While indulging in a little Christmas shopping, I called into H&S Firearms in Sale Victoria to see what Santa might bring me on Christmas morning.

An Outdoor Edge Razor-Lite seemed like a ‘must have’ at a recommended price of $65, even though I already have any number of fixed and folding blade knives with which to gut a trout or dismember a deer. A new knife though is always a lot more exciting that a pack of jocks or another shirt!

It was about then that I noticed a tub of nifty-looking compact knife sharpeners by Smith’s Consumer Products of Hot Springs, Arkansas in the United States. Jeff quoted a cost of $10 and asked that I let him know what I thought of it after giving it a test run. Needless to say, it went into my pocket too.
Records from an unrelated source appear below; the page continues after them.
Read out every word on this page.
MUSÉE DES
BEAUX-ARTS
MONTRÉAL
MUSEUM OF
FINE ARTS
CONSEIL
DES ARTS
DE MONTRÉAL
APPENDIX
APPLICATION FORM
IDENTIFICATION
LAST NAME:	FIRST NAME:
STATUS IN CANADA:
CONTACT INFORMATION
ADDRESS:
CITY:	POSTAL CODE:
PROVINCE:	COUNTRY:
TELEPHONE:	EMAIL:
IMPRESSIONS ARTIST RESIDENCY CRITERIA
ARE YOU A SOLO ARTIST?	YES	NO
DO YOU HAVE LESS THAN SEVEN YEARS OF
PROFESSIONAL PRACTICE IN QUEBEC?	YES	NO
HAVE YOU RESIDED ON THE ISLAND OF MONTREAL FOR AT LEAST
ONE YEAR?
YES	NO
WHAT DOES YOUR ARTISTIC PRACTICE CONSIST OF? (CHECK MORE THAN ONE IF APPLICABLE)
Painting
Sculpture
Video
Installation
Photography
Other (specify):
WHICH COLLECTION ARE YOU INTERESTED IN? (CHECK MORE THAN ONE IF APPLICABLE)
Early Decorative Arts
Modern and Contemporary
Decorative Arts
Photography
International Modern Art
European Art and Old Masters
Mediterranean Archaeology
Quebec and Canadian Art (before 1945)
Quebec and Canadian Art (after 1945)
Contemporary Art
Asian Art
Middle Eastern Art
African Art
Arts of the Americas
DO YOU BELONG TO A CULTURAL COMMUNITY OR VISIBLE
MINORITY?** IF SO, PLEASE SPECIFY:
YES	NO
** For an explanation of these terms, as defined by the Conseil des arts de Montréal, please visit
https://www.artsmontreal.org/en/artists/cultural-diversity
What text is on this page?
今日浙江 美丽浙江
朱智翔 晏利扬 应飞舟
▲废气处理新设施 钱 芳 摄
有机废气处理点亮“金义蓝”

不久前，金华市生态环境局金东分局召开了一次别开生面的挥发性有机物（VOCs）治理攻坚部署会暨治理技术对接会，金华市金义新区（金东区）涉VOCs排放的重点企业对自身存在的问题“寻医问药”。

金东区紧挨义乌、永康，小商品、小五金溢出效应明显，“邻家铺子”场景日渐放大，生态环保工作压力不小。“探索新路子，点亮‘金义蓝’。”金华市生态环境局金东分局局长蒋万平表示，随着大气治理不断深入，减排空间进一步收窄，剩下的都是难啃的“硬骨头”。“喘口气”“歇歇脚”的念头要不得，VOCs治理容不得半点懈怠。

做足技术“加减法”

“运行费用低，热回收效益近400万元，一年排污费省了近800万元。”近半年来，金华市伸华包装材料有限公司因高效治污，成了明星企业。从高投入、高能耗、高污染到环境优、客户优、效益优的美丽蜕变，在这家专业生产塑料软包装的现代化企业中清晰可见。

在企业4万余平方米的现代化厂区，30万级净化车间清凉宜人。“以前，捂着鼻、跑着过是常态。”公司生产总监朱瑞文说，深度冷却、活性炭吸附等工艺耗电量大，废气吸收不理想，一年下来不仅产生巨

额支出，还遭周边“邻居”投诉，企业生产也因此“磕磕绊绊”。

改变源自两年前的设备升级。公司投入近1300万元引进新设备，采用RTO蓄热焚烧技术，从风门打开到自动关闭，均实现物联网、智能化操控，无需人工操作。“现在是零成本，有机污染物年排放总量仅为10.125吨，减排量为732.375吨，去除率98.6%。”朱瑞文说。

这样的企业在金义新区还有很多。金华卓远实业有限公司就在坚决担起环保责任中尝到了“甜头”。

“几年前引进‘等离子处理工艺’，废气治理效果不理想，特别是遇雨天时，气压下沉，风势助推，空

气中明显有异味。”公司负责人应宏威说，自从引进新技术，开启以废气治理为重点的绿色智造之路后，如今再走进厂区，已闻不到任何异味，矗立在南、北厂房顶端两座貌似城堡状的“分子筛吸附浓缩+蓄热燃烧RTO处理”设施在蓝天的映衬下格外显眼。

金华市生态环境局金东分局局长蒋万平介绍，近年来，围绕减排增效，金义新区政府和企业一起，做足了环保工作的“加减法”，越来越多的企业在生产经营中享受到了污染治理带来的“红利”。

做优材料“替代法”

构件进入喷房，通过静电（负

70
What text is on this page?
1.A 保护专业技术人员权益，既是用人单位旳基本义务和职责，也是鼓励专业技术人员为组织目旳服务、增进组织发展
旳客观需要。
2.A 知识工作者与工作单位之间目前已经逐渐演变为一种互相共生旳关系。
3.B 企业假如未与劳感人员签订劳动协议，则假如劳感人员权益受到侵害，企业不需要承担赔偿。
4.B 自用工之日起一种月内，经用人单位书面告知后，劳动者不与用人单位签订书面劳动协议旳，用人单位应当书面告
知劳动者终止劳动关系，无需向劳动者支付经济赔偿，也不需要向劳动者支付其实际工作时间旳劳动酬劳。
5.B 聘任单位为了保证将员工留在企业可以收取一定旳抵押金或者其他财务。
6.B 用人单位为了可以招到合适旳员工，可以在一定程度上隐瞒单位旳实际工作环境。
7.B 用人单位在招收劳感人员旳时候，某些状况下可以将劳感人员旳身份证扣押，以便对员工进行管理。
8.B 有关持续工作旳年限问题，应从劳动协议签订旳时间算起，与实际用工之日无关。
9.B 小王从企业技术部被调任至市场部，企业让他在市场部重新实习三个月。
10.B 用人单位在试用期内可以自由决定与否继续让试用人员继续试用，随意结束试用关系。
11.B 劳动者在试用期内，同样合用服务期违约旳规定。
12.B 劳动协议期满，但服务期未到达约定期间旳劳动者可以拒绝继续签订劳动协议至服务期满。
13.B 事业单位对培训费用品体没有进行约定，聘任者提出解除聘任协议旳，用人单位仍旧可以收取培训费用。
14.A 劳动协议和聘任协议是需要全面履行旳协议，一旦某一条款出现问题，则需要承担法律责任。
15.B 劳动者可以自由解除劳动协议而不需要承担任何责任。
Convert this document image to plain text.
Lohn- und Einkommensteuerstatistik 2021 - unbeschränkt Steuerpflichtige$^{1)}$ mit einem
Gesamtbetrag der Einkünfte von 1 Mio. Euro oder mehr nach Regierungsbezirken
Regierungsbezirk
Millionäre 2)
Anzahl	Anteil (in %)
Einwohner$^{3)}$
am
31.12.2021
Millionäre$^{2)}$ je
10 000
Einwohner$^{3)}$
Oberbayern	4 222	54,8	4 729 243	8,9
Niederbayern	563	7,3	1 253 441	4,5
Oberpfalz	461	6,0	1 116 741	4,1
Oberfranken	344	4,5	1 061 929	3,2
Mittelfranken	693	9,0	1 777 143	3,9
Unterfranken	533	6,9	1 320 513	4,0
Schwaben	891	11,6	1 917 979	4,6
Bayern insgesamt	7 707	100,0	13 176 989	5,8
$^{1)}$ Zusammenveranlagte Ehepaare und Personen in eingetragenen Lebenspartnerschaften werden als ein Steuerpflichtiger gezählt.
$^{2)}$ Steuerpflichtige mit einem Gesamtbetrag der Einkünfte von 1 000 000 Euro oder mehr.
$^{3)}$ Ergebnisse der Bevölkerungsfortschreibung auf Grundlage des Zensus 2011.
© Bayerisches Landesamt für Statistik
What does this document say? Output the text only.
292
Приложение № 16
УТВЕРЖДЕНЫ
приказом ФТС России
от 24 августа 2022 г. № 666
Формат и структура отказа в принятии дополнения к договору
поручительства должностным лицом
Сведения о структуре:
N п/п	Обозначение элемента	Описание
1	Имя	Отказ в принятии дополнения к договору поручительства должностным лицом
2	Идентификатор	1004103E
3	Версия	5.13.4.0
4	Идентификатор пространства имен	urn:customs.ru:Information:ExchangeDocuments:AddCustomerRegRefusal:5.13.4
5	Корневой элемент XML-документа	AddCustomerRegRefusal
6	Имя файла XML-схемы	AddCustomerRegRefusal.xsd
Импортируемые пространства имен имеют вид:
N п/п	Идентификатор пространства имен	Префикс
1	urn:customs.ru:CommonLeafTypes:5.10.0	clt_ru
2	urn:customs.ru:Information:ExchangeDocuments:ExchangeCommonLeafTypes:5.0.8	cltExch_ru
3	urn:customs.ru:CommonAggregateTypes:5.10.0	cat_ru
The sharpener is made of dense yellow plastic with carbide blades for quick edge preparation and then fine ceramic posts for finishing the edge. Both sets of cutters give an edge of around 30 degrees.

Pulling out my usual go-to knife, a Gerber C425, that had been blunted when taking the back legs and straps off a sambar stag, I gave the sharpener its test run. After a minute the knife edge certainly felt sharper but not sharp enough to shave forearm hair. At this point I decided to see what I could achieve with a more conventional oil stone, steel and leather strop but after ten minutes I really hadn’t made any gain at all — the Gerber still wouldn’t shave arm hair.

My conclusion is that for $10, the Smith’s knife sharpener is a reasonable bit of kit — it is around six centimetres square and weighs about 30 grams (so it won’t load up your day pack) and is robustly constructed, easy to use in the field and will quickly put a serviceable edge back on a sheath or folding-blade knife. Whether it will be long-lasting won’t be known for some time but at $10 you can’t go far wrong!

Made in China like most things these days, this sharpener is distributed in Australia by Zen Imports of Sydney.